Oft malerisch gelegen: Weinfelder in der italienischen Toskana, hier im Chianti-Anbaugebiet. © IMAGO/gkuna

Langsam wird konkret, wieviele Einbußen italienische Landwirte sowie die Lebensmittelindustrie wegen Dürre und Trockenheit erwarten. Von Nudeln, über Olivenöl bis Wein sind beliebte Produkte betroffen.

München/Rom/Florenz - Chianti, das klingt nach Italien-Sehnsucht. Die malerisch schöne Hügellandschaft des gleichnamigen Weinanbaugebiets erstreckt sich in der Toskana zwischen Pisa, Florenz und Siena. Der trockene und rubinfarbene Rotwein, dessen intensiver Geschmack Spuren von Vanille und Veilchen enthält, galt in Deutschland viele Jahre als Synonym für italienischen Wein.

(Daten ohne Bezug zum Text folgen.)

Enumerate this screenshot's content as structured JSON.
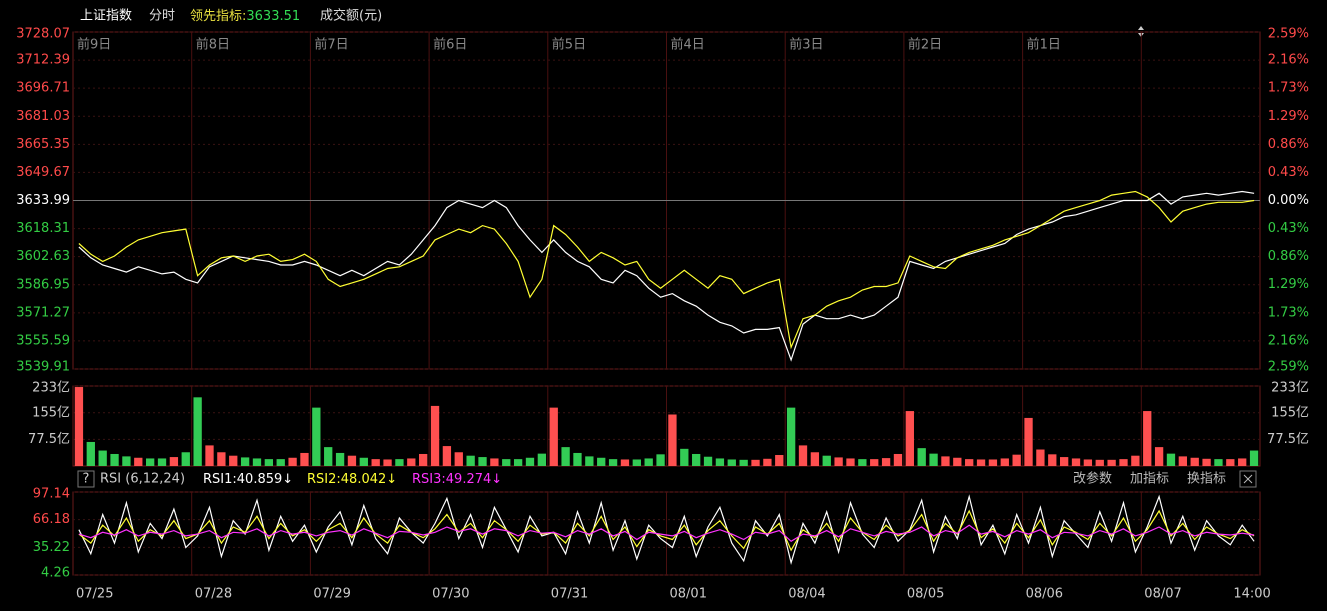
{
  "header": {
    "symbol": "上证指数",
    "mode": "分时",
    "indicator_label": "领先指标:",
    "indicator_value": 3633.51,
    "volume_label": "成交额(元)"
  },
  "chart_data": [
    {
      "type": "line",
      "day_labels": [
        "前9日",
        "前8日",
        "前7日",
        "前6日",
        "前5日",
        "前4日",
        "前3日",
        "前2日",
        "前1日"
      ],
      "xlim": [
        0,
        10
      ],
      "ylim": [
        3539.91,
        3728.07
      ],
      "yticks": [
        3728.07,
        3712.39,
        3696.71,
        3681.03,
        3665.35,
        3649.67,
        3633.99,
        3618.31,
        3602.63,
        3586.95,
        3571.27,
        3555.59,
        3539.91
      ],
      "y2lim": [
        -2.59,
        2.59
      ],
      "y2ticks": [
        {
          "value": 2.59,
          "label": "2.59%"
        },
        {
          "value": 2.16,
          "label": "2.16%"
        },
        {
          "value": 1.73,
          "label": "1.73%"
        },
        {
          "value": 1.29,
          "label": "1.29%"
        },
        {
          "value": 0.86,
          "label": "0.86%"
        },
        {
          "value": 0.43,
          "label": "0.43%"
        },
        {
          "value": 0,
          "label": "0.00%"
        },
        {
          "value": -0.43,
          "label": "0.43%"
        },
        {
          "value": -0.86,
          "label": "0.86%"
        },
        {
          "value": -1.29,
          "label": "1.29%"
        },
        {
          "value": -1.73,
          "label": "1.73%"
        },
        {
          "value": -2.16,
          "label": "2.16%"
        },
        {
          "value": -2.59,
          "label": "2.59%"
        }
      ],
      "series": [
        {
          "color": "#ffffff",
          "values": [
            3608,
            3602,
            3598,
            3596,
            3594,
            3597,
            3595,
            3593,
            3594,
            3590,
            3588,
            3597,
            3600,
            3603,
            3602,
            3601,
            3600,
            3598,
            3598,
            3600,
            3598,
            3595,
            3592,
            3595,
            3592,
            3596,
            3600,
            3598,
            3604,
            3612,
            3620,
            3630,
            3634,
            3632,
            3630,
            3634,
            3630,
            3620,
            3612,
            3605,
            3612,
            3605,
            3600,
            3597,
            3590,
            3588,
            3595,
            3592,
            3585,
            3580,
            3582,
            3578,
            3575,
            3570,
            3566,
            3564,
            3560,
            3562,
            3562,
            3563,
            3545,
            3565,
            3570,
            3568,
            3568,
            3570,
            3568,
            3570,
            3575,
            3580,
            3600,
            3598,
            3596,
            3600,
            3602,
            3604,
            3606,
            3608,
            3610,
            3615,
            3618,
            3620,
            3622,
            3625,
            3626,
            3628,
            3630,
            3632,
            3634,
            3634,
            3634,
            3638,
            3632,
            3636,
            3637,
            3638,
            3637,
            3638,
            3639,
            3638
          ]
        },
        {
          "color": "#ffff33",
          "values": [
            3610,
            3604,
            3600,
            3603,
            3608,
            3612,
            3614,
            3616,
            3617,
            3618,
            3592,
            3598,
            3602,
            3603,
            3600,
            3603,
            3604,
            3600,
            3601,
            3604,
            3600,
            3590,
            3586,
            3588,
            3590,
            3593,
            3596,
            3597,
            3600,
            3603,
            3612,
            3615,
            3618,
            3616,
            3620,
            3618,
            3610,
            3600,
            3580,
            3590,
            3620,
            3615,
            3608,
            3600,
            3605,
            3602,
            3598,
            3600,
            3590,
            3585,
            3590,
            3595,
            3590,
            3585,
            3592,
            3590,
            3582,
            3585,
            3588,
            3590,
            3552,
            3568,
            3570,
            3575,
            3578,
            3580,
            3584,
            3586,
            3586,
            3588,
            3603,
            3600,
            3597,
            3596,
            3602,
            3605,
            3607,
            3609,
            3612,
            3614,
            3616,
            3620,
            3624,
            3628,
            3630,
            3632,
            3634,
            3637,
            3638,
            3639,
            3636,
            3630,
            3622,
            3628,
            3630,
            3632,
            3633,
            3633,
            3633,
            3634
          ]
        }
      ]
    },
    {
      "type": "bar",
      "xlim": [
        0,
        10
      ],
      "ylim": [
        0,
        233
      ],
      "yticks": [
        {
          "value": 233,
          "label": "233亿"
        },
        {
          "value": 155,
          "label": "155亿"
        },
        {
          "value": 77.5,
          "label": "77.5亿"
        }
      ],
      "up_color": "#ff5050",
      "down_color": "#33cc55",
      "values": [
        230,
        70,
        45,
        35,
        28,
        24,
        22,
        22,
        26,
        40,
        200,
        60,
        40,
        30,
        25,
        22,
        20,
        20,
        24,
        38,
        170,
        55,
        38,
        30,
        24,
        20,
        19,
        20,
        22,
        35,
        175,
        58,
        40,
        30,
        26,
        22,
        20,
        20,
        24,
        36,
        170,
        55,
        38,
        28,
        24,
        20,
        19,
        19,
        22,
        34,
        150,
        50,
        35,
        27,
        22,
        19,
        18,
        18,
        21,
        32,
        170,
        60,
        40,
        30,
        25,
        22,
        20,
        20,
        23,
        35,
        160,
        52,
        36,
        28,
        24,
        20,
        19,
        19,
        22,
        33,
        140,
        48,
        34,
        26,
        22,
        19,
        18,
        18,
        20,
        30,
        160,
        55,
        36,
        28,
        24,
        21,
        20,
        20,
        22,
        45
      ]
    },
    {
      "type": "line",
      "title": "RSI (6,12,24)",
      "help": "?",
      "buttons": [
        "改参数",
        "加指标",
        "换指标"
      ],
      "xlim": [
        0,
        10
      ],
      "xticks": [
        {
          "value": 0,
          "label": "07/25"
        },
        {
          "value": 1,
          "label": "07/28"
        },
        {
          "value": 2,
          "label": "07/29"
        },
        {
          "value": 3,
          "label": "07/30"
        },
        {
          "value": 4,
          "label": "07/31"
        },
        {
          "value": 5,
          "label": "08/01"
        },
        {
          "value": 6,
          "label": "08/04"
        },
        {
          "value": 7,
          "label": "08/05"
        },
        {
          "value": 8,
          "label": "08/06"
        },
        {
          "value": 9,
          "label": "08/07"
        },
        {
          "value": 9.75,
          "label": "14:00"
        }
      ],
      "ylim": [
        4.26,
        97.14
      ],
      "yticks": [
        97.14,
        66.18,
        35.22,
        4.26
      ],
      "series": [
        {
          "name": "RSI1:",
          "value": 40.859,
          "trend": "↓",
          "color": "#ffffff",
          "values": [
            55,
            28,
            72,
            40,
            85,
            30,
            62,
            45,
            78,
            35,
            48,
            80,
            25,
            65,
            50,
            88,
            32,
            70,
            42,
            60,
            30,
            58,
            75,
            38,
            82,
            45,
            28,
            68,
            52,
            40,
            62,
            90,
            45,
            72,
            35,
            80,
            55,
            30,
            70,
            48,
            52,
            28,
            75,
            40,
            85,
            32,
            65,
            22,
            60,
            45,
            35,
            70,
            25,
            58,
            80,
            40,
            20,
            65,
            48,
            72,
            18,
            62,
            40,
            75,
            30,
            85,
            50,
            35,
            68,
            42,
            55,
            88,
            30,
            70,
            45,
            92,
            38,
            60,
            28,
            72,
            40,
            80,
            25,
            65,
            50,
            35,
            75,
            42,
            85,
            30,
            58,
            92,
            40,
            70,
            32,
            65,
            48,
            38,
            60,
            42
          ]
        },
        {
          "name": "RSI2:",
          "value": 48.042,
          "trend": "↓",
          "color": "#ffff33",
          "values": [
            50,
            40,
            60,
            48,
            68,
            42,
            55,
            48,
            65,
            45,
            50,
            65,
            40,
            58,
            52,
            70,
            45,
            62,
            48,
            55,
            42,
            55,
            62,
            46,
            68,
            50,
            40,
            60,
            52,
            46,
            56,
            72,
            52,
            62,
            46,
            65,
            55,
            42,
            60,
            50,
            52,
            40,
            62,
            48,
            70,
            44,
            58,
            36,
            55,
            48,
            44,
            60,
            38,
            54,
            65,
            48,
            34,
            58,
            50,
            62,
            32,
            55,
            46,
            62,
            42,
            68,
            52,
            44,
            60,
            48,
            54,
            72,
            42,
            62,
            50,
            76,
            46,
            56,
            40,
            62,
            46,
            66,
            38,
            58,
            52,
            44,
            62,
            48,
            68,
            42,
            55,
            76,
            48,
            62,
            44,
            58,
            50,
            45,
            55,
            48
          ]
        },
        {
          "name": "RSI3:",
          "value": 49.274,
          "trend": "↓",
          "color": "#ff33ff",
          "values": [
            50,
            46,
            52,
            49,
            55,
            48,
            52,
            50,
            54,
            48,
            50,
            54,
            46,
            52,
            51,
            56,
            48,
            54,
            50,
            52,
            48,
            52,
            54,
            49,
            56,
            51,
            46,
            53,
            52,
            49,
            52,
            58,
            53,
            56,
            50,
            56,
            54,
            48,
            54,
            51,
            52,
            47,
            54,
            50,
            56,
            48,
            53,
            44,
            52,
            50,
            48,
            53,
            46,
            51,
            55,
            50,
            44,
            52,
            50,
            54,
            42,
            50,
            48,
            54,
            47,
            56,
            52,
            48,
            53,
            50,
            52,
            58,
            48,
            54,
            51,
            60,
            50,
            53,
            47,
            54,
            50,
            55,
            46,
            52,
            51,
            48,
            54,
            50,
            56,
            48,
            52,
            58,
            50,
            54,
            48,
            52,
            50,
            49,
            51,
            49
          ]
        }
      ]
    }
  ]
}
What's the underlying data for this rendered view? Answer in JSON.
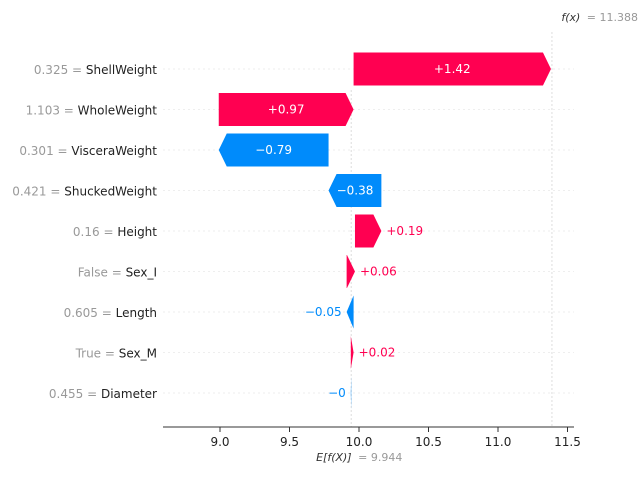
{
  "chart_data": {
    "type": "waterfall",
    "base_value": 9.944,
    "output_value": 11.388,
    "base_label_prefix": "E[f(X)]",
    "base_label_value": "= 9.944",
    "output_label_prefix": "f(x)",
    "output_label_value": "= 11.388",
    "xlim": [
      8.59,
      11.55
    ],
    "xticks": [
      "9.0",
      "9.5",
      "10.0",
      "10.5",
      "11.0",
      "11.5"
    ],
    "features": [
      {
        "value": "0.325",
        "name": "ShellWeight",
        "shap": 1.42,
        "label": "+1.42"
      },
      {
        "value": "1.103",
        "name": "WholeWeight",
        "shap": 0.97,
        "label": "+0.97"
      },
      {
        "value": "0.301",
        "name": "VisceraWeight",
        "shap": -0.79,
        "label": "−0.79"
      },
      {
        "value": "0.421",
        "name": "ShuckedWeight",
        "shap": -0.38,
        "label": "−0.38"
      },
      {
        "value": "0.16",
        "name": "Height",
        "shap": 0.19,
        "label": "+0.19"
      },
      {
        "value": "False",
        "name": "Sex_I",
        "shap": 0.06,
        "label": "+0.06"
      },
      {
        "value": "0.605",
        "name": "Length",
        "shap": -0.05,
        "label": "−0.05"
      },
      {
        "value": "True",
        "name": "Sex_M",
        "shap": 0.02,
        "label": "+0.02"
      },
      {
        "value": "0.455",
        "name": "Diameter",
        "shap": -0.003,
        "label": "−0"
      }
    ],
    "colors": {
      "positive": "#ff0051",
      "negative": "#008bfb"
    }
  }
}
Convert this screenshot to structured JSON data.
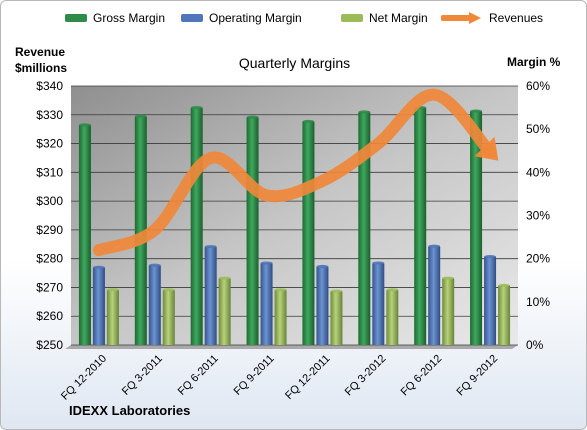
{
  "chart_data": {
    "type": "bar",
    "title": "Quarterly Margins",
    "company": "IDEXX Laboratories",
    "left_axis_label_line1": "Revenue",
    "left_axis_label_line2": "$millions",
    "right_axis_label": "Margin %",
    "categories": [
      "FQ 12-2010",
      "FQ 3-2011",
      "FQ 6-2011",
      "FQ 9-2011",
      "FQ 12-2011",
      "FQ 3-2012",
      "FQ 6-2012",
      "FQ 9-2012"
    ],
    "left_axis": {
      "min": 250,
      "max": 340,
      "step": 10,
      "ticks": [
        "$250",
        "$260",
        "$270",
        "$280",
        "$290",
        "$300",
        "$310",
        "$320",
        "$330",
        "$340"
      ]
    },
    "right_axis": {
      "min": 0,
      "max": 60,
      "step": 10,
      "ticks": [
        "0%",
        "10%",
        "20%",
        "30%",
        "40%",
        "50%",
        "60%"
      ]
    },
    "series": [
      {
        "name": "Gross Margin",
        "kind": "bar",
        "axis": "right",
        "color": "#2e8b4a",
        "values": [
          51.0,
          53.0,
          55.0,
          52.8,
          51.8,
          54.0,
          55.0,
          54.2
        ]
      },
      {
        "name": "Operating Margin",
        "kind": "bar",
        "axis": "right",
        "color": "#4f76b8",
        "values": [
          18.0,
          18.5,
          22.8,
          19.0,
          18.2,
          19.0,
          22.9,
          20.5
        ]
      },
      {
        "name": "Net Margin",
        "kind": "bar",
        "axis": "right",
        "color": "#9bbb59",
        "values": [
          12.8,
          12.8,
          15.5,
          12.8,
          12.5,
          12.8,
          15.5,
          13.8
        ]
      },
      {
        "name": "Revenues",
        "kind": "line",
        "axis": "left",
        "color": "#f0883a",
        "values": [
          283,
          290,
          315,
          302,
          307,
          320,
          337,
          317
        ]
      }
    ],
    "grid": true,
    "legend": "top"
  }
}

Trockenheit in Italien: Weinbaugebiete zwischen Gardasee, Toskana und Apulien kämpfen mit Wassermangel

Sein Anbaugebiet umfasst etwa ein Drittel der ländlich geprägten Toskana (rund 3,7 Millionen Einwohner). Entsprechend wichtig ist der Weinanbau und -verkauf als Wirtschaftsfaktor. Doch: Wie andere Schwerpunkte der italienischen Lebensmittelindustrie leidet auch das Chianti-Gebiet an Dürre sowie Trockenheit und damit einhergehend an Wassermangel. Die Weinbauer der Gegend an der Westküste Italiens erwarten bei der Ernte 2022 deshalb große Verluste an Weintrauben und damit selbstredend an Wein.

Zur Einordnung: Der Chianti wird während der Toskana-Weinlese in der Regel im September und Oktober geerntet. Wie die „Tagesschau“ der ARD berichtet, könnte die Weinproduktion in Italien nach Angaben des Landwirtschaftsverbandes Coldiretti wegen der Dürre um zehn Prozent zurückgehen. Chianti ist nur eines von vielen Beispielen, zwischen Gardasee, Soave bei Verona, der Weinregion Kampanien bei Neapel oder dem Primitivo-Anbaugebiet im äußersten Süden in Apulien. Und der Wein ist nur ein Beispiel für die drohenden Verluste der volkswirtschaftlich so wichtigen Lebensmittelindustrie für Italien.

Die Trauben sind kleiner und wir gehen davon aus, dass es insgesamt weniger sein werden als im Durchschnitt.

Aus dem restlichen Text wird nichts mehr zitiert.